Collaborative communities?
- As the blockchain protocol is open source, it is composable: entrepreneurs, developers, and designers can freely build on top of the code of Dapps (Decentralized apps). This allows them to improve or expand these platforms with new concepts.
- Members that are part of a Dapp or NFT community are motivated to contribute, as it helps increase the value of (and interest in) the project-related tokens they hold.
- Subsequently, it increases the value of the Dapp/NFT, attracting new contributors, eventually growing the community (= viral loop).
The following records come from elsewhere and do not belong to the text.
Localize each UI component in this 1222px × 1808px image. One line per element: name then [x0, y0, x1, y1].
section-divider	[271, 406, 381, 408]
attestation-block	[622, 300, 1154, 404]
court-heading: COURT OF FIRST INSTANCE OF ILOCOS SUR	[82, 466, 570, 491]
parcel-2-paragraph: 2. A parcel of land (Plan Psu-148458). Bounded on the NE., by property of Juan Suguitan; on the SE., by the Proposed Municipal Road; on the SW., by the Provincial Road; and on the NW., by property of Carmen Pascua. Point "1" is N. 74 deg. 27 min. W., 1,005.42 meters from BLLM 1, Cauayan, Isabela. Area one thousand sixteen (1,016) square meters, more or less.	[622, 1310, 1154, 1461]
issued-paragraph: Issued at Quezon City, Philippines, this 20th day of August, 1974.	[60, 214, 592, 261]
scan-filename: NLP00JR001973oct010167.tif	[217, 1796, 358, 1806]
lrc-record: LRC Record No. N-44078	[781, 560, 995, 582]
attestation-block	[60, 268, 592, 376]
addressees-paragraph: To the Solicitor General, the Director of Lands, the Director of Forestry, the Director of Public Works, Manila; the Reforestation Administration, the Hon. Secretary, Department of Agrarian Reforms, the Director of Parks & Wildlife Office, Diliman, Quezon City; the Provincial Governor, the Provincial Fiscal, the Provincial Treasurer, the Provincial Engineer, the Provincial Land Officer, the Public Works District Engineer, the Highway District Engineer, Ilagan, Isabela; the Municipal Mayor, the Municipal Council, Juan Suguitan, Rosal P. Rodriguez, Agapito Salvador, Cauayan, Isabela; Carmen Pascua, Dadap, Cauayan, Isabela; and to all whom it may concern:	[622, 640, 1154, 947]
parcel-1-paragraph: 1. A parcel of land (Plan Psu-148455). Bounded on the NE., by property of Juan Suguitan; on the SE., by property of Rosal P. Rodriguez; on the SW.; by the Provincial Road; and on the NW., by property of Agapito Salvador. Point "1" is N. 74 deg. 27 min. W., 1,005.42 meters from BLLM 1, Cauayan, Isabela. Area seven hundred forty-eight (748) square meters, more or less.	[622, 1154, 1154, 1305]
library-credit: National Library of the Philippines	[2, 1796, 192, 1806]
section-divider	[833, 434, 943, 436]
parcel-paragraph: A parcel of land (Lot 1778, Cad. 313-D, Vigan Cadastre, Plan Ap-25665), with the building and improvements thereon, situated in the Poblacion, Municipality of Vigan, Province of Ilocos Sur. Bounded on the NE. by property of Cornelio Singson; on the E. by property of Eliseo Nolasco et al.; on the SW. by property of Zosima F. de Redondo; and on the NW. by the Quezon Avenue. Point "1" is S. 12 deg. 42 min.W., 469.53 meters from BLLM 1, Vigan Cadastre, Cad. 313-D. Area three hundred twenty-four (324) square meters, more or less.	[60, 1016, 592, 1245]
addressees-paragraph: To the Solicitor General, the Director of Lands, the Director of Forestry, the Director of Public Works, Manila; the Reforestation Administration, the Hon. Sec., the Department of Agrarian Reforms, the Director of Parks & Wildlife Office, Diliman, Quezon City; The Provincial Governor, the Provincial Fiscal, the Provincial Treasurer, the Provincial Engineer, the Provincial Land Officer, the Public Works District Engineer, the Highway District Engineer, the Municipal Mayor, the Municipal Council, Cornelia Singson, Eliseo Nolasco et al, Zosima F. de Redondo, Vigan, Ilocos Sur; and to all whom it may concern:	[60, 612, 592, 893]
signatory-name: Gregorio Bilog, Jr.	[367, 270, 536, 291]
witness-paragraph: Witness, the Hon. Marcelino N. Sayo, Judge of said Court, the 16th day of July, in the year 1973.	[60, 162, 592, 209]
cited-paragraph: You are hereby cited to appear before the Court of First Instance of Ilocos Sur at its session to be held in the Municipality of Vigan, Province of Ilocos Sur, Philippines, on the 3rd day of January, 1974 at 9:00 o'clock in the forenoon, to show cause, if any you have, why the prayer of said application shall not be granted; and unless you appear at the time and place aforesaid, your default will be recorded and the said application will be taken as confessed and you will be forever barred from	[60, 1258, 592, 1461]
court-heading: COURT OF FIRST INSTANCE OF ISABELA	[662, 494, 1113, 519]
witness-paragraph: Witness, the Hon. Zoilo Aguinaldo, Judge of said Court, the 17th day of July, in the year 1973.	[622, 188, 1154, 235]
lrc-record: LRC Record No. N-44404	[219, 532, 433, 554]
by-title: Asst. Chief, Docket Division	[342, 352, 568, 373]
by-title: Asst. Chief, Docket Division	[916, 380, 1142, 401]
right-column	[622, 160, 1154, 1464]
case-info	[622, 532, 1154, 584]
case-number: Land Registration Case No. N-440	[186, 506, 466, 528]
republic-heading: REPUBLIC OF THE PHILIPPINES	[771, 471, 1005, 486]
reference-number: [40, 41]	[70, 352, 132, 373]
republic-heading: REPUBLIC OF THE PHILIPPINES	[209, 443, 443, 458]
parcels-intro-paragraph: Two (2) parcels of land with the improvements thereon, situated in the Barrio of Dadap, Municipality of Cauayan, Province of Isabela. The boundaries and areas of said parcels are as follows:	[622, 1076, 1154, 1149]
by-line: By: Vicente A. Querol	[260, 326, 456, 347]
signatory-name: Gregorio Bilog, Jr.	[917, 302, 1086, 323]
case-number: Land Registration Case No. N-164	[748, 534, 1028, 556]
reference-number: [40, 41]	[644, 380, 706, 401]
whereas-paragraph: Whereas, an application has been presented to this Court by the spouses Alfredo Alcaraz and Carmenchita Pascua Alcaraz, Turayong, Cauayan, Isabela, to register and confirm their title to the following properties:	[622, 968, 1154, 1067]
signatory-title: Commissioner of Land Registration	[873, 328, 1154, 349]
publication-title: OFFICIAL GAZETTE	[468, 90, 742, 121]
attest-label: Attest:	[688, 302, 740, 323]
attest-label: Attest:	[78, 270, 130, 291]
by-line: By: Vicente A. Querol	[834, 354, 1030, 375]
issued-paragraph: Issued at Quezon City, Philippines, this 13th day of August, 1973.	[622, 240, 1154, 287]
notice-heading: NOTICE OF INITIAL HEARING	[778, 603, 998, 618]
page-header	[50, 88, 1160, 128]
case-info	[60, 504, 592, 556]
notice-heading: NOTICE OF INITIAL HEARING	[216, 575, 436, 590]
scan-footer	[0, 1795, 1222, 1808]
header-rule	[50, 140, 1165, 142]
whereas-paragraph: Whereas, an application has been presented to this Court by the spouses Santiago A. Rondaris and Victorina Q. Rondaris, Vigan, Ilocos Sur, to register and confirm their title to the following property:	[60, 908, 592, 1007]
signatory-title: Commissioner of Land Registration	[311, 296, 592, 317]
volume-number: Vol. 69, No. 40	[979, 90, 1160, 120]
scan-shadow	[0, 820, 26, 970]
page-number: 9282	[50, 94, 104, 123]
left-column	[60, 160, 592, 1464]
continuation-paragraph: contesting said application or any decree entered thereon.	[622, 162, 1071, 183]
- Organized Communities where its members have direct voting power are called Decentralized Autonomous Organizations – DAO. See it as a modern cooperative but with more functionality and flexibility.
- The real moat and competitive advantage eventually relate to the strength of your community. See it as a living eco-system where collaboration, transparency, and reciprocity thrive. It’s all about bringing value. As a consultant I reflect about all those organizations that wanted to create a community for their brand. Well, here’s their chance.
- From customer acquisition cost to community acquisition cost.
- From hierarchical-driven product roadmaps to design by consensus.
- From ad hoc user tests to user feedback ingrained in the develpoment process.
- From centrally recruited and trained employees to crowd-sourced professionals.
- …you get the idea.
- And yes, the concept of digital ownership did exist before (e.g. buying gimmicks in games) but the interest is now growing rapidly thanks to the blockchain’s increased property rights, security, and interoperability (= going everywhere on the web with your digital assets and plug it in vs. assets owned and controlled by a centralized/isolated platform).
Closing note
Centralized systems as we know now often start out fully baked, but only get better at the rate at which employees at the parent companies improve them. Meanwhile, decentralized systems start out half-baked (and without a definite use case) but can grow and pivot exponentially by the mass attraction of new contributors (given its open, self-sustaining, and rewarding mechanism). This will kickstart future community-owned/driven networks or startups” – C. Dixon.